Our church is hosting Vacation Bible School this week. The sanctuary has been transformed into a Roman marketplace – complete with the Coliseum in the background – and classrooms now resemble Paul’s household and a cave where followers of the Way met secretly. Volunteers have spent countless hours painting scenery, practicing nightly skits (which will take place among the crowds in the marketplace), and preparing games, crafts, and snacks. My own small role, overseeing registration, kept me at the computer long enough yesterday that my husband complained that our family day had been spoiled.
My son can hardly wait to go to VBS, and he’s already asking questions about its theme, “Rome: Paul and the Underground Church.” I’m sure he will love it. But I can’t help but wonder, will all the wow of VBS draw his attention to – or distract him from – the message of the week? Will he come away remembering the sets and the excitement of the marketplace or the volunteer who demonstrated Christ’s love in a simple way by serving him a snack? After one night at a friend’s farm-themed VBS last year, he still believes that friend goes to church in a barn.

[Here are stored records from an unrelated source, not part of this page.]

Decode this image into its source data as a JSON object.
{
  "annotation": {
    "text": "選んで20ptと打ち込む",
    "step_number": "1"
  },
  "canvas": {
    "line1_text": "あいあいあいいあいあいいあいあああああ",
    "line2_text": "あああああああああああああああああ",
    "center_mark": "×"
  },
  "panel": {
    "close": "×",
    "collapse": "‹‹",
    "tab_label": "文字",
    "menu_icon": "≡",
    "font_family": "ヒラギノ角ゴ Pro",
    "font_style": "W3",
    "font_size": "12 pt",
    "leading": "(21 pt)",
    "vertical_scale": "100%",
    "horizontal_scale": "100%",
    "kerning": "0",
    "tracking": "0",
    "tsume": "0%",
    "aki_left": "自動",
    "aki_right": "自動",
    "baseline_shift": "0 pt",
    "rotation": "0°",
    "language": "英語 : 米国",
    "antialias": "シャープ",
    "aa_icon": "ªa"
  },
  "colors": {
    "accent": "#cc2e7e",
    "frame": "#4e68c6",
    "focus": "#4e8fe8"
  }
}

This VBS is impressive; it’s a far cry from the VBS I attended as a child, where we made crafts with popsicle sticks, played silly games, and heard flannelboard stories. I don’t even recall having a theme for any of the years I attended. The biggest thing that made VBS stand out from weekly Sunday school was the Sunday night “final program” for our parents: we spent our music time practicing new songs to sing between scenes of a play with a small cast. (One year, my mom and I were the cast – a mother and daughter angel discussing the lessons kids learned in VBS the week before.) Now, the VBS programs children proudly performed for their parents have been reduced to one or two songs in the Sunday morning service, overshadowed by the nightly VBS performances for those children by adults.
Some argue that these VBS extravaganzas are necessary to draw in today’s media savvy children, but the typical small- to medium-sized church does not have the resources or the skills to compete successfully with the entertainment industry. Our church of 300 people has more than 100 volunteers working for weeks to impress about 50 four- to twelve-year-olds, at least half of whom are our own children. Many of the most dedicated volunteers feel drained and discouraged before the week even begins. Remembering the work, some are reluctant to volunteer the following year.

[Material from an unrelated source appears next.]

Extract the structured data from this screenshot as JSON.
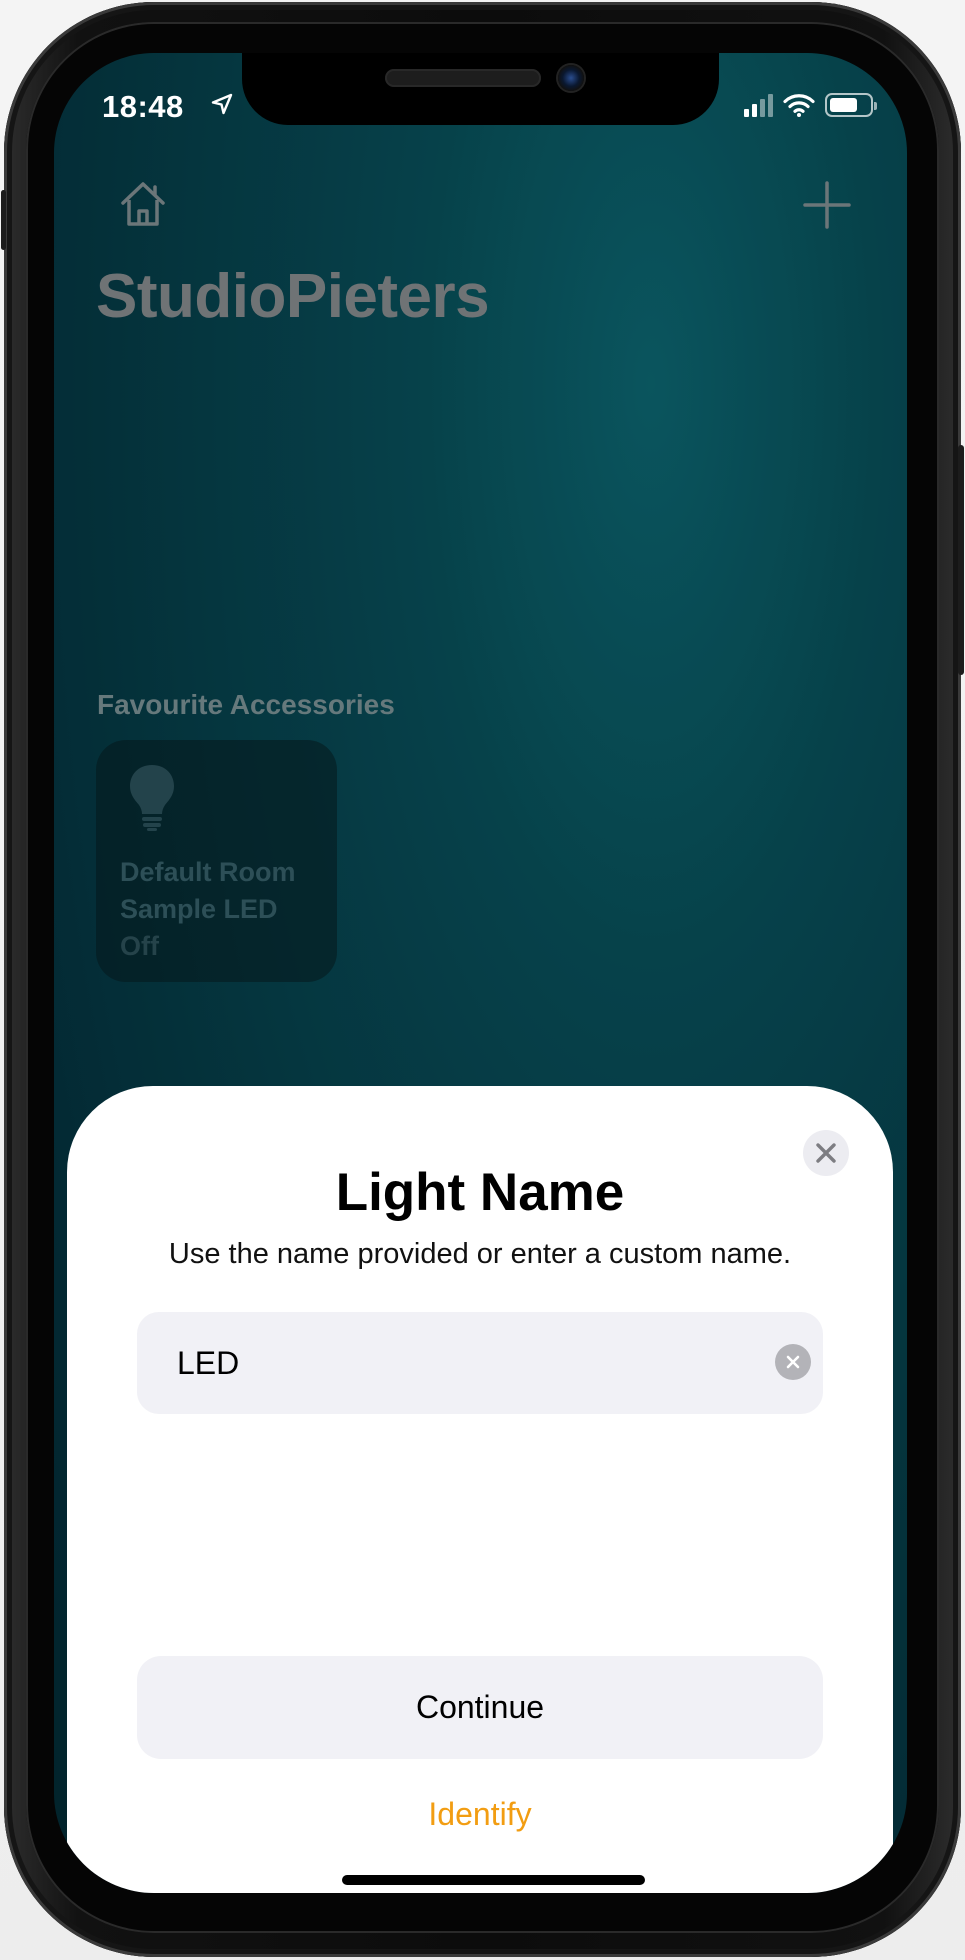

I am not saying that VBS is a waste of time. Far from it! VBS is an excellent way to express God’s love to children and introduce them to the tenets of the faith. I am, however, saying that the extra time and effort we put in to create an exciting theme could be better spent elsewhere. A simple VBS would do the job just as well as an elaborately themed extravaganza – maybe better. What makes VBS most effective is the commitment of the adults who get involved in the children’s lives, showing them by their interest and attention that God, too, cares about them. We have lost that focus. In a lot of our churches, the “Bible School” part of “VBS” is forgotten; those letters really stand for “Big Show.”